From The Nation
Barely an hour before the opening of the second debate between Donald Trump and Hillary Clinton, Pulitzer Prize-winning author and presidential biographer David Maraniss put Trump's pre-debate shenanigans in perspective. After the Republican nominee for president held a "debate-preparation" press availability with women who had accused former President Bill Clinton of sexual impropriety, Maraniss described the stunt as "the slimiest most depressing scene in modern American electoral history."
That was an appropriate assessment of Trump's transparent attempt to deflect attention from the scandal that arose with the release of a tape of the billionaire making lewd comments about how "when you're a star" you can do anything" to women.
But the author was only briefly correct about Trump creating "the slimiest most depressing scene in modern American electoral history." Once the debate got started, the Republican nominee outdid himself.
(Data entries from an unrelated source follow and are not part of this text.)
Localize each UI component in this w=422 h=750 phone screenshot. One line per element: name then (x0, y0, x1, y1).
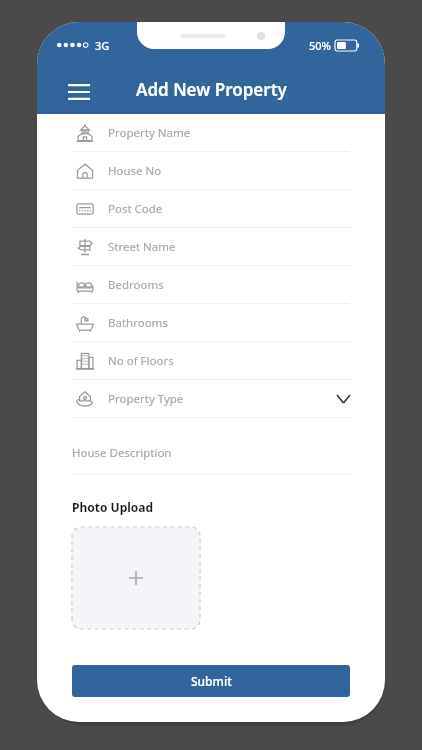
button[interactable]: Bathrooms (72, 304, 350, 342)
button[interactable]: Post Code (72, 190, 350, 228)
button[interactable]: No of Floors (72, 342, 350, 380)
staticText: House Description (72, 445, 172, 461)
staticText: 3G (95, 38, 110, 52)
button[interactable]: Add photo (72, 527, 200, 629)
button[interactable]: Bedrooms (72, 266, 350, 304)
staticText: Post Code (108, 201, 163, 217)
staticText: Property Type (108, 391, 184, 407)
staticText: No of Floors (108, 353, 174, 369)
button[interactable]: Submit (72, 665, 350, 697)
staticText: Bathrooms (108, 315, 168, 331)
staticText: Add New Property (136, 78, 287, 101)
staticText: House No (108, 163, 162, 179)
button[interactable]: Street Name (72, 228, 350, 266)
button[interactable]: Menu (59, 72, 99, 112)
button[interactable]: House No (72, 152, 350, 190)
staticText: Street Name (108, 239, 176, 255)
staticText: Photo Upload (72, 499, 154, 515)
staticText: 50% (309, 38, 331, 53)
staticText: Submit (191, 673, 232, 689)
button[interactable]: Property Type (72, 380, 350, 418)
button[interactable]: Property Name (72, 114, 350, 152)
staticText: Bedrooms (108, 277, 164, 293)
button[interactable]: House Description (72, 418, 350, 475)
staticText: Property Name (108, 125, 191, 141)
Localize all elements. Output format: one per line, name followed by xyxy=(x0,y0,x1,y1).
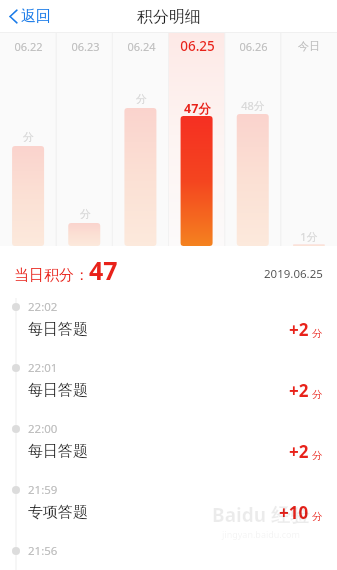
staticText: +2 xyxy=(289,379,309,402)
staticText: 21:59 xyxy=(28,482,58,498)
button[interactable]: 22:00 xyxy=(0,416,337,477)
staticText: 分 xyxy=(312,510,323,523)
staticText: 47 xyxy=(89,253,118,287)
staticText: 专项答题 xyxy=(28,503,88,522)
staticText: 分 xyxy=(312,388,323,401)
staticText: 47分 xyxy=(184,100,211,117)
staticText: 分 xyxy=(80,207,91,221)
staticText: +2 xyxy=(289,440,309,463)
staticText: 06.25 xyxy=(180,37,215,55)
staticText: 22:01 xyxy=(28,360,58,376)
staticText: 06.26 xyxy=(239,39,268,54)
button[interactable]: 21:56 xyxy=(0,538,337,570)
staticText: 分 xyxy=(312,449,323,462)
button[interactable]: 返回 xyxy=(0,3,61,30)
staticText: 48分 xyxy=(241,98,265,113)
button[interactable]: 21:59 xyxy=(0,477,337,538)
staticText: 分 xyxy=(23,130,34,144)
staticText: 06.23 xyxy=(71,39,100,54)
button[interactable]: 06.26 xyxy=(225,33,281,59)
button[interactable]: 06.22 xyxy=(0,33,57,59)
button[interactable]: 今日 xyxy=(281,33,337,59)
staticText: 22:02 xyxy=(28,299,58,315)
staticText: 每日答题 xyxy=(28,381,88,400)
button[interactable]: 22:02 xyxy=(0,294,337,355)
staticText: 积分明细 xyxy=(137,7,201,27)
staticText: 分 xyxy=(312,327,323,340)
button[interactable]: 06.25 xyxy=(169,33,225,59)
staticText: 分 xyxy=(136,92,147,106)
staticText: 22:00 xyxy=(28,421,58,437)
staticText: 06.22 xyxy=(14,39,43,54)
button[interactable]: 22:01 xyxy=(0,355,337,416)
staticText: 每日答题 xyxy=(28,442,88,461)
staticText: 当日积分： xyxy=(14,266,89,285)
staticText: 返回 xyxy=(21,7,51,26)
staticText: 21:56 xyxy=(28,543,58,559)
staticText: +2 xyxy=(289,318,309,341)
staticText: 1分 xyxy=(300,229,318,244)
staticText: 06.24 xyxy=(127,39,156,54)
button[interactable]: 06.23 xyxy=(57,33,113,59)
staticText: Baidu 经验 xyxy=(212,502,309,528)
button[interactable]: 06.24 xyxy=(113,33,169,59)
staticText: 2019.06.25 xyxy=(264,266,323,282)
staticText: 今日 xyxy=(298,39,320,53)
staticText: 每日答题 xyxy=(28,320,88,339)
staticText: +10 xyxy=(279,501,309,524)
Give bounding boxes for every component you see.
The first minutes of Sunday night's clash between Trump and Clinton produced a slimier and more depressing scene: that of a candidate for the presidency of the United States proposing to use the position to encourage a "special prosecutor" to investigate his opponent and suggesting that his election would lead to her imprisonment.
After an exchange in which Trump said that, if elected, he would "instruct my attorney general to get a special prosecutor" to investigate her handling of e-mails, Clinton pushed back and said Trump's remarks revealed why "It's just awfully good that someone with the temperament of Donald Trump is not in charge of the law in our country."
At that point Trump put aside the talk of special prosecutors and investigations and declared that the real reason Clinton did not want him in the White House was "Because you'd be in jail."
Trump, whose rallies frequently feature chants of "lock her up," smirked. His supporters in the debate hall cheered.